Presiden Joko Widodo - BPMI Setpres/Laily Rachev
04 Desember 2021 20:47 WIB Indra Gunawan News Share :

Harianjogja.com, JAKARTA - Presiden RI Joko Widodo (Jokowi) menginstruksikan kepada setiap kepala kepolisian daerah (Kapolda) untuk berusaha menurunkan kasus Covid-19 di daerah masing-masing.

Jokowi juga ternyata sempat mengancam bakal memerintah Kapolri Jenderal Polisi Listyo Sigit Prabowo untuk mencopot kapolda yang tidak mampu menurunkan angka kasus Covid-19 di daerahnya.
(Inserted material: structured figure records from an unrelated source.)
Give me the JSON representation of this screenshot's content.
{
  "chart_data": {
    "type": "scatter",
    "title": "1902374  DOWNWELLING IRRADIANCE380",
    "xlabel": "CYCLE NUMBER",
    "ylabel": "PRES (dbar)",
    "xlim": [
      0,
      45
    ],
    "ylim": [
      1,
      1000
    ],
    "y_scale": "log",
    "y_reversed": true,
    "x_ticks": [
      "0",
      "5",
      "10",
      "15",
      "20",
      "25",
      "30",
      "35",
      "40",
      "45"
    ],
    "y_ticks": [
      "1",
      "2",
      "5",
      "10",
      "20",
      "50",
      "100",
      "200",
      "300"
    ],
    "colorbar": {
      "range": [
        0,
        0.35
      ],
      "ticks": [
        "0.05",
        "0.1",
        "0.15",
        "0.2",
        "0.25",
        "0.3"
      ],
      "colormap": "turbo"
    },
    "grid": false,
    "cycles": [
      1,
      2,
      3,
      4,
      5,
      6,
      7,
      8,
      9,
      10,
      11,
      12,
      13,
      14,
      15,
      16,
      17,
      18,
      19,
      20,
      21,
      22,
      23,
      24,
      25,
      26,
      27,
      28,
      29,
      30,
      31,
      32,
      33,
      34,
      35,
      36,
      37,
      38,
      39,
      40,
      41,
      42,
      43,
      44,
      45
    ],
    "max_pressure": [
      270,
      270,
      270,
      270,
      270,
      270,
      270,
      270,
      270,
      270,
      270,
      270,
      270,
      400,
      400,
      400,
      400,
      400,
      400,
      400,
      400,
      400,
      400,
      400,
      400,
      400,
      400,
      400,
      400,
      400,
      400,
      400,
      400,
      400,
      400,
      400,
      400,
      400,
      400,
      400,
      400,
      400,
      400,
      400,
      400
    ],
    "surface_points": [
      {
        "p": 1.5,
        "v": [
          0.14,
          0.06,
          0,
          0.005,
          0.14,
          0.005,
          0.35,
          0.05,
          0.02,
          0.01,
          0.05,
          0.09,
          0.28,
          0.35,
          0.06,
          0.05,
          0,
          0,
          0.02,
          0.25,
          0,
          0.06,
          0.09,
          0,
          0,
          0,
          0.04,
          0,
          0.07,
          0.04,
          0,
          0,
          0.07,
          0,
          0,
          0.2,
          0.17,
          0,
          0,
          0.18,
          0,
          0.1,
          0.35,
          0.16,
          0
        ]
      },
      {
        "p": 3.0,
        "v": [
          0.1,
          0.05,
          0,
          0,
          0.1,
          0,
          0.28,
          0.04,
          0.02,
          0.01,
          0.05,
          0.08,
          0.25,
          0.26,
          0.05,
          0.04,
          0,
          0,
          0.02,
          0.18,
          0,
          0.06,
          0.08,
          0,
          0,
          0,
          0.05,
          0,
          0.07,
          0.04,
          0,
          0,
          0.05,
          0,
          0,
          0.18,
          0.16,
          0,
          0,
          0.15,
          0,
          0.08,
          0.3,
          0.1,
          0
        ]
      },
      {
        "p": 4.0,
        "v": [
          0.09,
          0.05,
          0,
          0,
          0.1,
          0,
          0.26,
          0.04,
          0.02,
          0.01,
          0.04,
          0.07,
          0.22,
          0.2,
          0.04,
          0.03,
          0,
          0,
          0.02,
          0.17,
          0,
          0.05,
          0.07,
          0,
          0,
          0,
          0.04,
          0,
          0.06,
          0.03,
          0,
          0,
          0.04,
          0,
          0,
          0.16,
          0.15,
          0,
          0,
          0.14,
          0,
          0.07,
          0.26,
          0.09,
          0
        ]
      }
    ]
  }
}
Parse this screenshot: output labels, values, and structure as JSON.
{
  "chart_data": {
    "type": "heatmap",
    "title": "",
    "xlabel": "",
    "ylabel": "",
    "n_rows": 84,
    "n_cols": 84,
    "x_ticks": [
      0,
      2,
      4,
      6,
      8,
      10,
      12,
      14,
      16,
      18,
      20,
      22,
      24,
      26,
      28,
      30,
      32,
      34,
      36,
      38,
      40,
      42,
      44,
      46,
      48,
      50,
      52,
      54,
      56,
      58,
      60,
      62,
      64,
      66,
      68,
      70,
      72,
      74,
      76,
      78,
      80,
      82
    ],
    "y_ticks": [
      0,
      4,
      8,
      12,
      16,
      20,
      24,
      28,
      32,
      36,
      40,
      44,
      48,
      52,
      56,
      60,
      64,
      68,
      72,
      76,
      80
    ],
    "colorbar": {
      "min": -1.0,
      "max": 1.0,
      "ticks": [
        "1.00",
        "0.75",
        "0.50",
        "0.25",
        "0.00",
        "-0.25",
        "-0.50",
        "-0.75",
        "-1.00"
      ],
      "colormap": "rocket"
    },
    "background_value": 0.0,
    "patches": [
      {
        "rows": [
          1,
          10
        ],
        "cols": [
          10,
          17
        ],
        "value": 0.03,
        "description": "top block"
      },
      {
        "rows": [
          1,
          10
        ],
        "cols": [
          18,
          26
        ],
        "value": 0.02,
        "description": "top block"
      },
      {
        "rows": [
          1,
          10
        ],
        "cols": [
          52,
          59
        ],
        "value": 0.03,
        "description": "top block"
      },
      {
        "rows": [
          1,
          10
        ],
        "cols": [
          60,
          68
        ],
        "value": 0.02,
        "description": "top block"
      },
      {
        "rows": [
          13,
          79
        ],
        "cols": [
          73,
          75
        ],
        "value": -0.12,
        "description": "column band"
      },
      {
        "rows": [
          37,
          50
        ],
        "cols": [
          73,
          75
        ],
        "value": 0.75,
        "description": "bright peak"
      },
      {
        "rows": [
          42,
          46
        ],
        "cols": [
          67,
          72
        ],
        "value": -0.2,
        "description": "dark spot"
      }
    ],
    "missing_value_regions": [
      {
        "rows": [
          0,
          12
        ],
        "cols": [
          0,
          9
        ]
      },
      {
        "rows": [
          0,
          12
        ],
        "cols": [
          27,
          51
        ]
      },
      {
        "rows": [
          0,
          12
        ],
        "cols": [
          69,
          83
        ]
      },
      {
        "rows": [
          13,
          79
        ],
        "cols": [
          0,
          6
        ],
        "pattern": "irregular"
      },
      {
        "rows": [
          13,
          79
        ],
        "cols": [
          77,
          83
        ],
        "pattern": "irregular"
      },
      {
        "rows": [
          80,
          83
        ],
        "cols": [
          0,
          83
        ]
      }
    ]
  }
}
“Saya sudah titip kepada Kapolri, hati-hati Kapoldamu, kalau kira-kira (kasus) naik terus saya akan perintah untuk ganti. Ternyata turun, turun, turun, turun, artinya semua takut dicopot,” kata Jokowi dalam arahannya pada Kepala Satuan Wilayah Tahun 2021, yang ditayangkan di kanal YouTube Sekretariat Presiden, Jumat (3/12/2021).

Menurut Jokowi dari tren kasus Covid-19 nasional saat ini turun signifikan jika dibandingkan puncak kasus pada Juli lalu yang mencapai 56.000. menurutnya, tidak semua negara mengalami hal yang luar biasa ini dalam penanganan Covid-19.

“Saya ingin sampaikan ucapan terima kasih sebesar-besarnya pada jajaran Polri dan TNI yang betul-betul saya liat pelaksanaan di lapangan mati-matian karena juga takut dicopot kalau tidak bisa mengendalikan di provinsinya, di kotanya, di kabupatennya,” ujar Jokowi.

Meski tren kasus Covid-19 di Indonesia sudah membaik, tapi Jokowi mengingatkan jajaran TNI-Polri dan seluruh elemen masyarakt untuk tetap meningkatkan kewaspadaan terhadap ancaman varian baru Covid-19 yaitu Omicron yang saat ini telah menyebar di beberapa negara.

Untuk mengantisipasi ancaman varian Omicron, Jokowi memerintahkan TNI-Polri untuk menggencarkan vaksinasi, khususnya di daerah-daerah dengan cakupan vaksinasi yang masih rendah.

“Ancaman ini belum selesai. Kita boleh bersyukur, kita boleh berbangga tapi tetap harus waspada, hati-hati yang namanya sekarang ini ancaman gelombang keempat varian Omicron, hati-hati,” tuturnya.

Dalam kesempatan itu, Jokowi juga meminta jajaran Polri dan TNI untuk mengawal agenda presidensi G20. Menurut dia, keberhasilan G20 bakal mengharumkan nama negara, apalagi Indonesia merupakan negara berkembang pertama yang menjadi ketua G20.

"Ingat, bahwa G20 ini adalah negara-negara dengan PDB besar, negara-negara dengan GDP, Growth Domestic Product yang gede, yang ada di dunia ini, Pendapat Domestik Bruto yang gede," tuturnya.

Menurut Jokowi, dalam G20 terdapat negara-negara besar. Dengan kehadiran Indonesia di dalam G20, maka menurutnya harus dijaga betul kehormatan dan kepercayaan yang diberikan kepada Indonesia.

"Harus kita jaga betul. Jangan sampai ada letupan sekecil apapun yang berkaitan dengan keketuaan kita di G20. Dan kemarin sudah dimulai, karena ada 150 meeting di dalam kegiatan G20 ini," katanya.